ECE2018 Poster Presentations: Diabetes, Obesity and Metabolism Diabetes complications (72 abstracts)
1Hospital Sant Joan de Deu de Martorell, Martorell, Spain; 2Departament of Medicine, Universitat Autonoma de Barcelona, Barcelona, Spain; 3Endocrinology and Nutrition Department, Hospital del Mar, Barcelona, Spain; 4Obstetrics and Gynecology Department, Hospital del Mar, Barcelona, Spain.
Background: Women with a history of gestational diabetes mellitus (GDM) are at increased risk for diabetes and lipid alterations.
Objective: In a cohort of women with previous GDM, we aimed to ascertain whether women with abnormal glucose tolerance one year post-delivery had a more atherogenic lipid profile after pregnancy than those with normal glucose tolerance.
Design and patients: A descriptive study of GDM women who underwent pre and postnatal follow-up at the Hospital del Mar, Barcelona between January 2004 and March 2016 was conducted.

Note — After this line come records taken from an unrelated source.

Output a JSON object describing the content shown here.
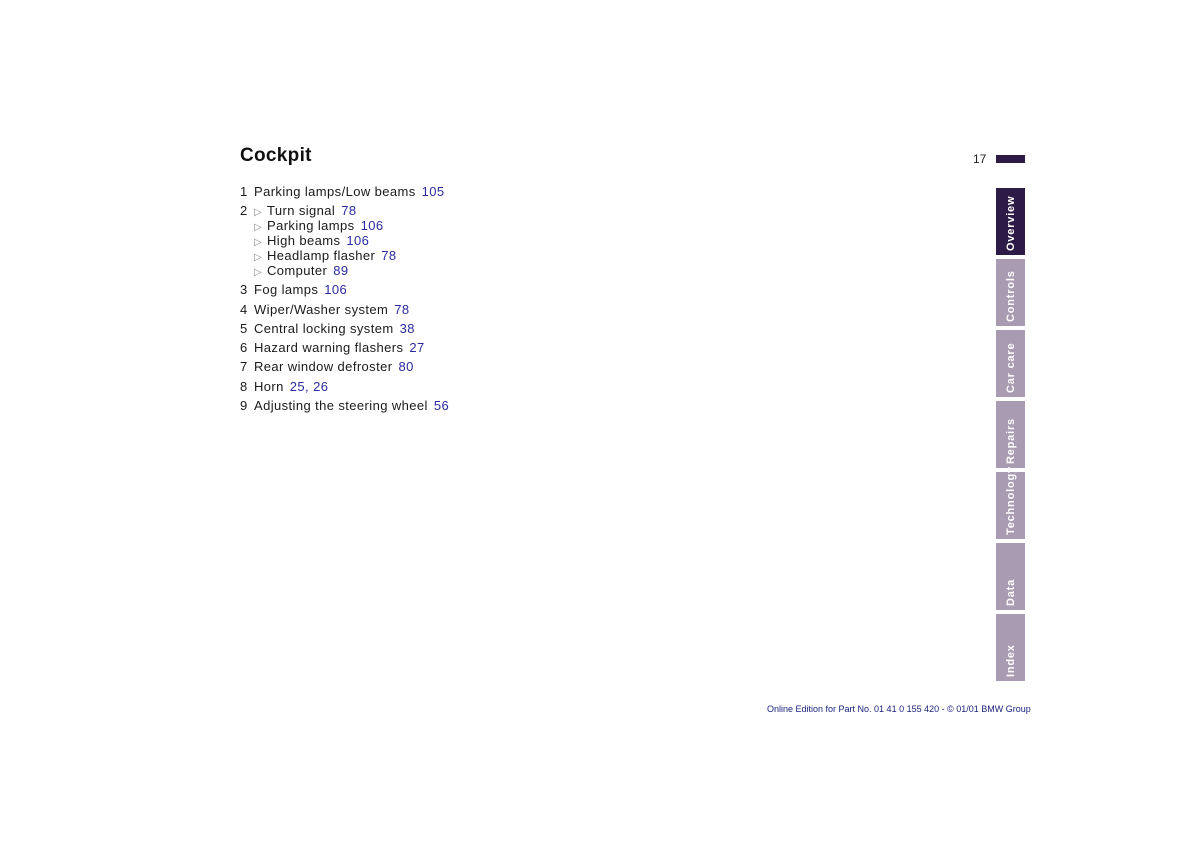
{
  "page": {
    "title": "Cockpit",
    "page_number": "17"
  },
  "items": [
    {
      "num": "1",
      "label": "Parking lamps/Low beams",
      "refs": "105"
    },
    {
      "num": "2",
      "subitems": [
        {
          "label": "Turn signal",
          "refs": "78"
        },
        {
          "label": "Parking lamps",
          "refs": "106"
        },
        {
          "label": "High beams",
          "refs": "106"
        },
        {
          "label": "Headlamp flasher",
          "refs": "78"
        },
        {
          "label": "Computer",
          "refs": "89"
        }
      ]
    },
    {
      "num": "3",
      "label": "Fog lamps",
      "refs": "106"
    },
    {
      "num": "4",
      "label": "Wiper/Washer system",
      "refs": "78"
    },
    {
      "num": "5",
      "label": "Central locking system",
      "refs": "38"
    },
    {
      "num": "6",
      "label": "Hazard warning flashers",
      "refs": "27"
    },
    {
      "num": "7",
      "label": "Rear window defroster",
      "refs": "80"
    },
    {
      "num": "8",
      "label": "Horn",
      "refs": "25, 26"
    },
    {
      "num": "9",
      "label": "Adjusting the steering wheel",
      "refs": "56"
    }
  ],
  "side_tabs": [
    {
      "label": "Overview",
      "active": true
    },
    {
      "label": "Controls",
      "active": false
    },
    {
      "label": "Car care",
      "active": false
    },
    {
      "label": "Repairs",
      "active": false
    },
    {
      "label": "Technology",
      "active": false
    },
    {
      "label": "Data",
      "active": false
    },
    {
      "label": "Index",
      "active": false
    }
  ],
  "footer": "Online Edition for Part No. 01 41 0 155 420 - © 01/01 BMW Group",
  "colors": {
    "tab_active": "#2e1a47",
    "tab_inactive": "#a99bb2",
    "link": "#2a2aa0"
  }
}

Results: Three hundred and six (56.8%) of 537 women diagnosed of GDM during the studied period, attended a control visit during the first year after delivery. The incidence of type 2 diabetes mellitus (T2DM) and prediabetes in these patients was 5.2% and 36.6%, respectively. High-density lipoprotein (HDL) cholesterol remained significantly lower in women with T2DM (48±11 mg/dl vs 59±12 mg/dl; P=0.009) and the prediabetes group (54±13 mg/dl vs 59±12 mg/dl; P=0.029) at the first year postpartum than in those with normal glucose tolerance. Additionally, triglycerides were higher in the T2DM group compared with the normal glucose tolerance group (128±60 mg/dl vs 89±41 mg/dl; P=0.009). There were no differences in LDL cholesterol levels within the three groups.
Conclusions: Women with previous GDM who develop T2DM or prediabetes one year post-delivery have lower HDL cholesterol concentrations than those with normal glucose tolerance. Moreover, those who develop T2DM have higher triglyceride concentrations than those with normal glucose tolerance.